Dunque il tratto di mare più lungo da attraversare complica tutto.
Sì. Malta spesso dà indicazioni su come raggiungere l’Italia. È successo in diverse occasioni tra il 2020 e il 2021. I soccorritori maltesi dicono: “Non abbiamo spazio sull’isola per accogliervi. Poco più avanti c’è Pozzallo o c’è Lampedusa”. Forniscono il carburante che serve, dei viveri e i migranti raggiungono l’Italia. Molti migranti hanno testimoniato questo tipo di intervento.
Il comportamento del governo greco non è stato denunciato da nessuno?
Dalle Ong, dalla stampa, ma non ci sono state conseguenze sull’esecutivo, anche perché ha rivinto le elezioni, si sente appoggiato per fare questo.
La Grecia è ancora un passaggio importante per la rotta Balcanica?
Certo, è l’anello di congiunzione fra la Turchia e i Balcani. Di solito respinge o quando vede che le carovane via terra procedono senza problemi, le lascia andare verso gli altri Paesi. Cerca di mantenersi come Paese di mero transito, non di primo approdo.
Se i migranti viaggiano via mare, invece, procedono anche ai respingimenti?
Sì, tant’è che molti trafficanti preferiscono puntare direttamente sull’Italia. La strage che c’è stata qualche mese fa al largo del Peloponneso è connessa anche a questo.
L’opera di respingimento via mare è sistematica?
Per il momento non possiamo dirlo. Sono stati documentati singoli casi, ma probabilmente questi casi hanno fatto scuola e i trafficanti preferiscono evitare la Grecia.

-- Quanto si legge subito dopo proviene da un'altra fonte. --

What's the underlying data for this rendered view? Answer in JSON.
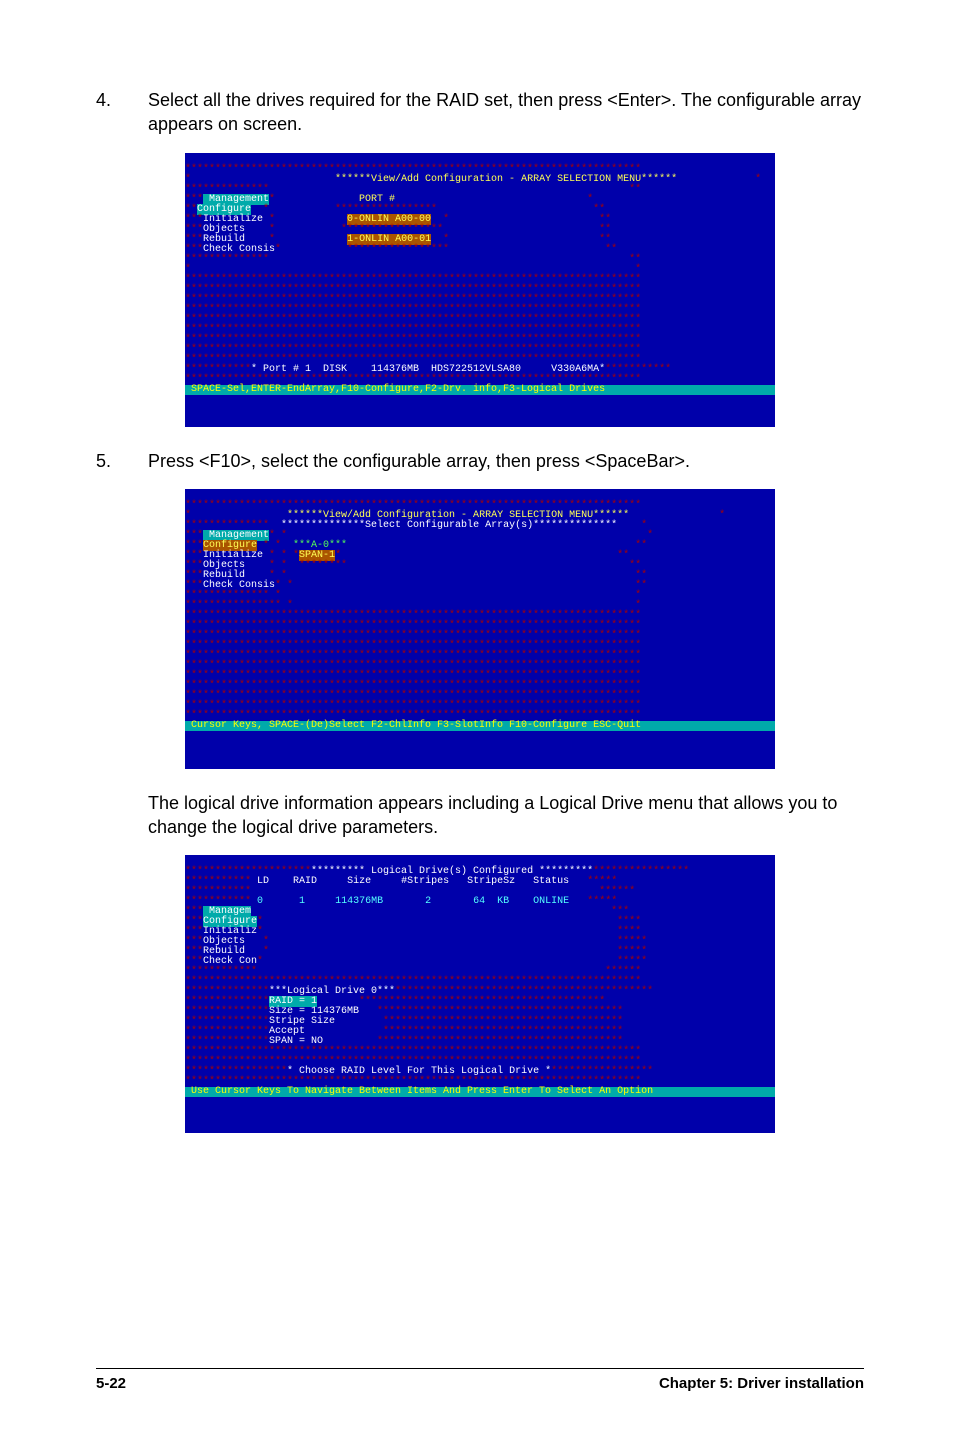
{
  "steps": {
    "step4": {
      "num": "4.",
      "text": "Select all the drives required for the RAID set, then press <Enter>. The configurable array appears on screen."
    },
    "step5": {
      "num": "5.",
      "text": "Press <F10>, select the configurable array, then press <SpaceBar>."
    },
    "postStep5a": "The logical drive information appears including a Logical Drive menu that allows you to change the logical drive parameters."
  },
  "screenshot1": {
    "title": "******View/Add Configuration - ARRAY SELECTION MENU******",
    "menu_header": " Management",
    "menu_items": [
      "Configure",
      "Initialize",
      "Objects",
      "Rebuild",
      "Check Consis"
    ],
    "port_label": "PORT #",
    "ports": [
      "0-ONLIN A00-00",
      "1-ONLIN A00-01"
    ],
    "bottom_info": "* Port # 1  DISK    114376MB  HDS722512VLSA80     V330A6MA*",
    "bottom_bar": " SPACE-Sel,ENTER-EndArray,F10-Configure,F2-Drv. info,F3-Logical Drives "
  },
  "screenshot2": {
    "title": "******View/Add Configuration - ARRAY SELECTION MENU******",
    "subtitle": "**************Select Configurable Array(s)**************",
    "menu_header": " Management",
    "menu_items": [
      "Configure",
      "Initialize",
      "Objects",
      "Rebuild",
      "Check Consis"
    ],
    "array_label": "***A-0***",
    "span_label": "SPAN-1",
    "bottom_bar": " Cursor Keys, SPACE-(De)Select F2-ChlInfo F3-SlotInfo F10-Configure ESC-Quit "
  },
  "screenshot3": {
    "header": "********* Logical Drive(s) Configured *********",
    "columns": [
      "LD",
      "RAID",
      "Size",
      "#Stripes",
      "StripeSz",
      "Status"
    ],
    "row": {
      "ld": "0",
      "raid": "1",
      "size": "114376MB",
      "stripes": "2",
      "stripesz": "64  KB",
      "status": "ONLINE"
    },
    "menu_header": " Managem",
    "menu_items": [
      "Configure",
      "Initializ",
      "Objects",
      "Rebuild",
      "Check Con"
    ],
    "ld_box_title": "***Logical Drive 0***",
    "ld_box_items": [
      "RAID = 1",
      "Size = 114376MB",
      "Stripe Size",
      "Accept",
      "SPAN = NO"
    ],
    "prompt": "* Choose RAID Level For This Logical Drive *",
    "bottom_bar": " Use Cursor Keys To Navigate Between Items And Press Enter To Select An Option "
  },
  "footer": {
    "left": "5-22",
    "right": "Chapter 5: Driver installation"
  }
}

Su quella rotta arriva molti migranti anche in Italia?
Dalla Turchia sì, si arriva soprattutto in Calabria e nella Sicilia orientale. È una rotta che rispetto a quella tunisina ha minore impatto numerico, però esiste.

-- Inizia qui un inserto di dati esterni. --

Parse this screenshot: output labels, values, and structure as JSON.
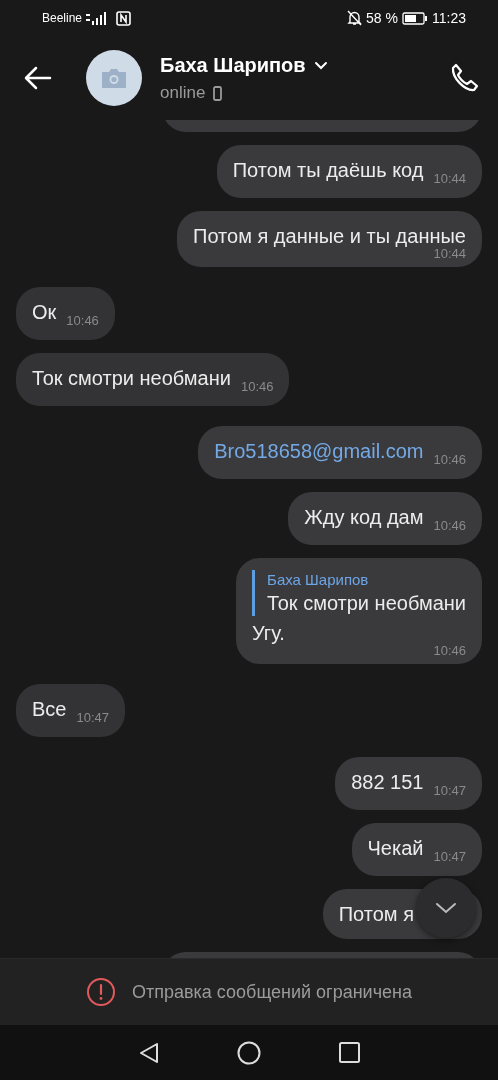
{
  "status_bar": {
    "carrier": "Beeline",
    "battery": "58 %",
    "time": "11:23"
  },
  "header": {
    "name": "Баха Шарипов",
    "status": "online"
  },
  "messages": [
    {
      "kind": "cut"
    },
    {
      "kind": "text",
      "outgoing": true,
      "text": "Потом ты даёшь код",
      "time": "10:44"
    },
    {
      "kind": "text",
      "outgoing": true,
      "text": "Потом я данные и ты данные",
      "time": "10:44",
      "time_below": true
    },
    {
      "kind": "text",
      "outgoing": false,
      "text": "Ок",
      "time": "10:46"
    },
    {
      "kind": "text",
      "outgoing": false,
      "text": "Ток смотри необмани",
      "time": "10:46"
    },
    {
      "kind": "link",
      "outgoing": true,
      "text": "Bro518658@gmail.com",
      "time": "10:46"
    },
    {
      "kind": "text",
      "outgoing": true,
      "text": "Жду код дам",
      "time": "10:46"
    },
    {
      "kind": "reply",
      "outgoing": true,
      "reply_author": "Баха Шарипов",
      "reply_text": "Ток смотри необмани",
      "text": "Угу.",
      "time": "10:46"
    },
    {
      "kind": "text",
      "outgoing": false,
      "text": "Все",
      "time": "10:47"
    },
    {
      "kind": "text",
      "outgoing": true,
      "text": "882 151",
      "time": "10:47"
    },
    {
      "kind": "text",
      "outgoing": true,
      "text": "Чекай",
      "time": "10:47"
    },
    {
      "kind": "text",
      "outgoing": true,
      "text": "Потом я"
    },
    {
      "kind": "cut"
    }
  ],
  "notice": "Отправка сообщений ограничена"
}
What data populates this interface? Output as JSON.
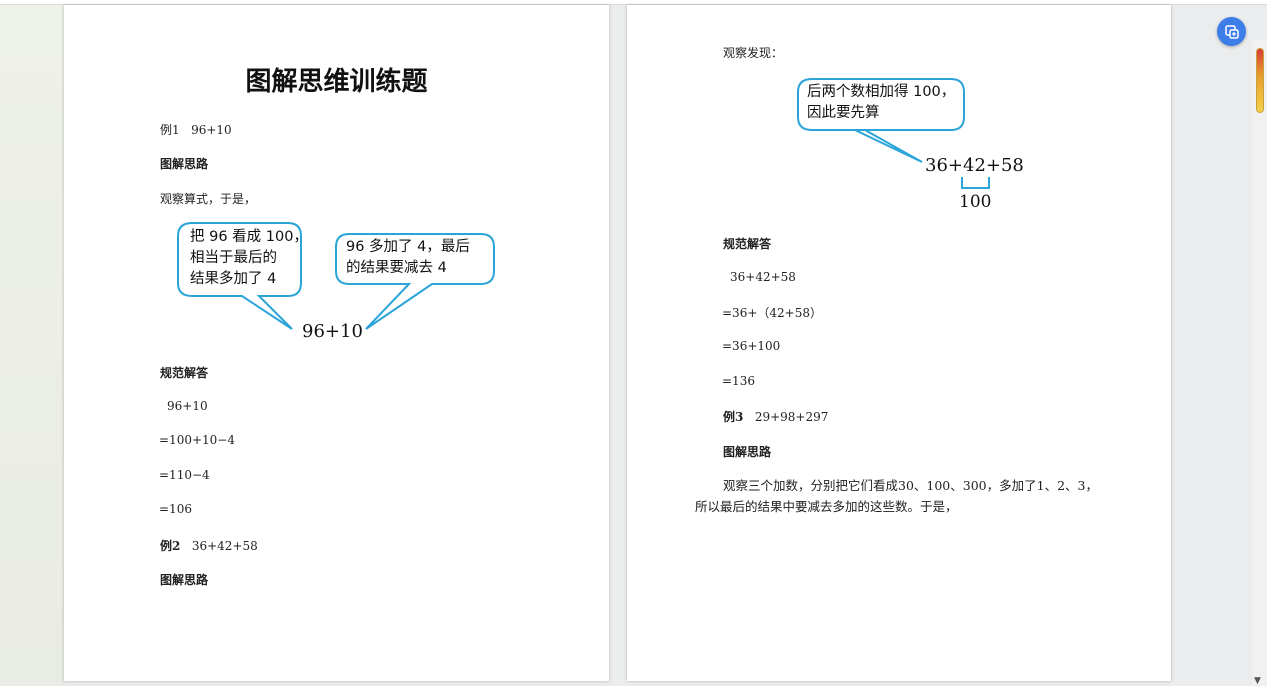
{
  "page1": {
    "title": "图解思维训练题",
    "ex1_label": "例1",
    "ex1_expr": "96+10",
    "h_thinking": "图解思路",
    "observe": "观察算式，于是，",
    "bubble1": [
      "把 96 看成 100，",
      "相当于最后的",
      "结果多加了 4"
    ],
    "bubble2": [
      "96 多加了 4，最后",
      "的结果要减去 4"
    ],
    "figure_expr": "96+10",
    "h_answer": "规范解答",
    "steps": [
      "96+10",
      "=100+10−4",
      "=110−4",
      "=106"
    ],
    "ex2_label": "例2",
    "ex2_expr": "36+42+58",
    "h_thinking2": "图解思路"
  },
  "page2": {
    "observe": "观察发现：",
    "bubble": [
      "后两个数相加得 100，",
      "因此要先算"
    ],
    "figure_expr": "36+42+58",
    "figure_sum": "100",
    "h_answer": "规范解答",
    "steps": [
      "36+42+58",
      "=36+（42+58）",
      "=36+100",
      "=136"
    ],
    "ex3_label": "例3",
    "ex3_expr": "29+98+297",
    "h_thinking": "图解思路",
    "para": "观察三个加数，分别把它们看成30、100、300，多加了1、2、3，所以最后的结果中要减去多加的这些数。于是，"
  },
  "ui": {
    "fab_icon": "translate-icon",
    "accent": "#3c7de8",
    "bubble_stroke": "#2ba4d8"
  }
}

Chi sono le persone che arrivano su questa direttrice?
Siriani, afghani: venendo dalla Turchia sono soprattutto mediorientali. Ma ci sono anche bengalesi e altri dall’Asia.
Che fine fanno i migranti rimandati in Turchia?
Non si sa. L’informazione da questo punto di vista è carente. Dentro il territorio turco c’è anche una maggiore censura. Non trapela tutto.
La Turchia, comunque, che ruolo ha nella rotta balcanica?
Fa il bello e il cattivo tempo. Se viene pagata interrompe i flussi, al momento sembra che abbia aperto i rubinetti: anche via terra gli arrivi sono numerosi. L’anno scorso la rotta balcanica è stata la più frequentata a livello europeo, anche se in Italia incide per il 20%. Quest’anno la rotta principale è quella mediterranea, ma l’anno scorso non è stato così: hanno prevalso gli arrivi dai Balcani.
La Ue dà ancora soldi a Erdogan per controllare i flussi?
È un mistero, c’era l’accordo del 2016 da 6 miliardi, Erdogan dice che ne ha ricevuti solo un a parte. Non si è mai capito se l’intesa è stata rinnovata. Anche qui ci troviamo in una sorta di limbo: la situazione non è chiara.